# Data Exploration and Processing

In [2]:
import numpy as np
import matplotlib.pyplot as plt
import pandas as pd
from IPython.display import display # Allows the use of display() for DataFrames

In [3]:
import sys, os
from os import path

In [4]:
# Pretty display for notebooks
%matplotlib inline

In [5]:
# Data paths definitions :
data_dir = "../data"
stats_dir = "../docs/stats"
input_csv_dir = os.path.join(data_dir,"input_csv") #csv files that were dowlnoaded from kagggle
train_dir = os.path.join(data_dir, "train") ##Training images directory
validation_dir = os.path.join(data_dir, "validation") ##Validation images directory
test_dir = os.path.join(data_dir, "test") ##Validation images directory

The data was obtained from [CVDF Google Landmarks Dataset v2](https://github.com/cvdfoundation/google-landmark)

## Data Exploration

### Exploring file : train_label_to_category.csv

[train_label_to_category.csv](https://s3.amazonaws.com/google-landmark/metadata/train_label_to_category.csv) : CSV with landmark_id,category fields:  
    `landmark_id` is an integer, `category` is a Wikimedia URL referring to the
    class definition.


In [6]:
# Load file
try:
    train_label_to_category = pd.read_csv(os.path.join(input_csv_dir, "train_label_to_category.csv"))
    print("File has {} samples with {} features each.".format(*train_label_to_category.shape))
except:
    print("File could not be loaded. Is the dataset missing?")

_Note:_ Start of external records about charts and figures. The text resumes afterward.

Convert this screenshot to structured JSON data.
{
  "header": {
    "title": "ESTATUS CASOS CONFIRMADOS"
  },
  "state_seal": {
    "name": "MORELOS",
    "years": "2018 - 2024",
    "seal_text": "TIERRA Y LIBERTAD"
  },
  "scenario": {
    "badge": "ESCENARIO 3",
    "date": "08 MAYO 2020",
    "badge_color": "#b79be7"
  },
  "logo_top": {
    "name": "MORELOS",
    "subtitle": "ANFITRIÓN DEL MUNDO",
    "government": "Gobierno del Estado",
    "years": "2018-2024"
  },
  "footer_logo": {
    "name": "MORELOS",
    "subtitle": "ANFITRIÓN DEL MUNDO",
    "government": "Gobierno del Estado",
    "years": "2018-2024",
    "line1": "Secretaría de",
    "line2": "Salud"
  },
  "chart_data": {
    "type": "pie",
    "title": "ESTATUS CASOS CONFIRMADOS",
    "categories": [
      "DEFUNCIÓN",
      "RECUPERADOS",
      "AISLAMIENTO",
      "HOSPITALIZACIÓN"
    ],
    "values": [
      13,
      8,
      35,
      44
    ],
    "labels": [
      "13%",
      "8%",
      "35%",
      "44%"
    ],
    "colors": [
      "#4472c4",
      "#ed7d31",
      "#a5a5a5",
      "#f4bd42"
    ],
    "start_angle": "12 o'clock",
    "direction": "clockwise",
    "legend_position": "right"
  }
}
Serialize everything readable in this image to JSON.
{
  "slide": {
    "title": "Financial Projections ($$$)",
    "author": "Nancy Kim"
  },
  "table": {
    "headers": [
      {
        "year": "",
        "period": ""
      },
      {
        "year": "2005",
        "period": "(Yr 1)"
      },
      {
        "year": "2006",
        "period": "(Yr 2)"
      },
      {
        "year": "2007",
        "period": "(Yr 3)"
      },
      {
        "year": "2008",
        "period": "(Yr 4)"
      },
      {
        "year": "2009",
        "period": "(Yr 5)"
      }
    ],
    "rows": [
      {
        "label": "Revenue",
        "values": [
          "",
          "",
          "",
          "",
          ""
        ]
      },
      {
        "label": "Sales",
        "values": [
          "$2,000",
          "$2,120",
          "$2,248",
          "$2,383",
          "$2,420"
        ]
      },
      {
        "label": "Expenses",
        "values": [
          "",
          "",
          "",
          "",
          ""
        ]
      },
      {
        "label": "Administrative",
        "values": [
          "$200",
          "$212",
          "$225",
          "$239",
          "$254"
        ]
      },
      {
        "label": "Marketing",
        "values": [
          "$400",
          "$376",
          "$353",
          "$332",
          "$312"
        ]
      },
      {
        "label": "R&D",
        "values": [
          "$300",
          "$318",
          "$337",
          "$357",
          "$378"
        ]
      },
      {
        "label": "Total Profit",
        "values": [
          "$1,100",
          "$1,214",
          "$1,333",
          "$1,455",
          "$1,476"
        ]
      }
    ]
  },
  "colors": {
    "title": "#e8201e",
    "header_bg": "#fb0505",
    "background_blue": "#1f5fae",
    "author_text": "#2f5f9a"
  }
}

File has 203094 samples with 2 features each.


In [7]:
# Display a description of the file
display(train_label_to_category.head())

Unnamed: 0,landmark_id,category
0,0,http://commons.wikimedia.org/wiki/Category:Hap...
1,1,http://commons.wikimedia.org/wiki/Category:Lui...
2,2,http://commons.wikimedia.org/wiki/Category:Gra...
3,3,http://commons.wikimedia.org/wiki/Category:Twe...
4,4,http://commons.wikimedia.org/wiki/Category:San...


In [8]:
# del train_label_to_category #delete dataframe to free memory

### Exploring input file : train.csv

[train.csv](https://s3.amazonaws.com/google-landmark/metadata/train.csv): CSV with id,url,landmark_id fields. `id` is a 16-character
    string, `url` is a string, `landmark_id` is an integer.
 
 Contains url to download images from the web, along with their ids.

In [9]:
# Load file
try:
    train_data = pd.read_csv(os.path.join(input_csv_dir, "train.csv"))
    print("File has {} samples with {} features each.".format(*train_data.shape))
except:
    print("File could not be loaded. Is the dataset missing?")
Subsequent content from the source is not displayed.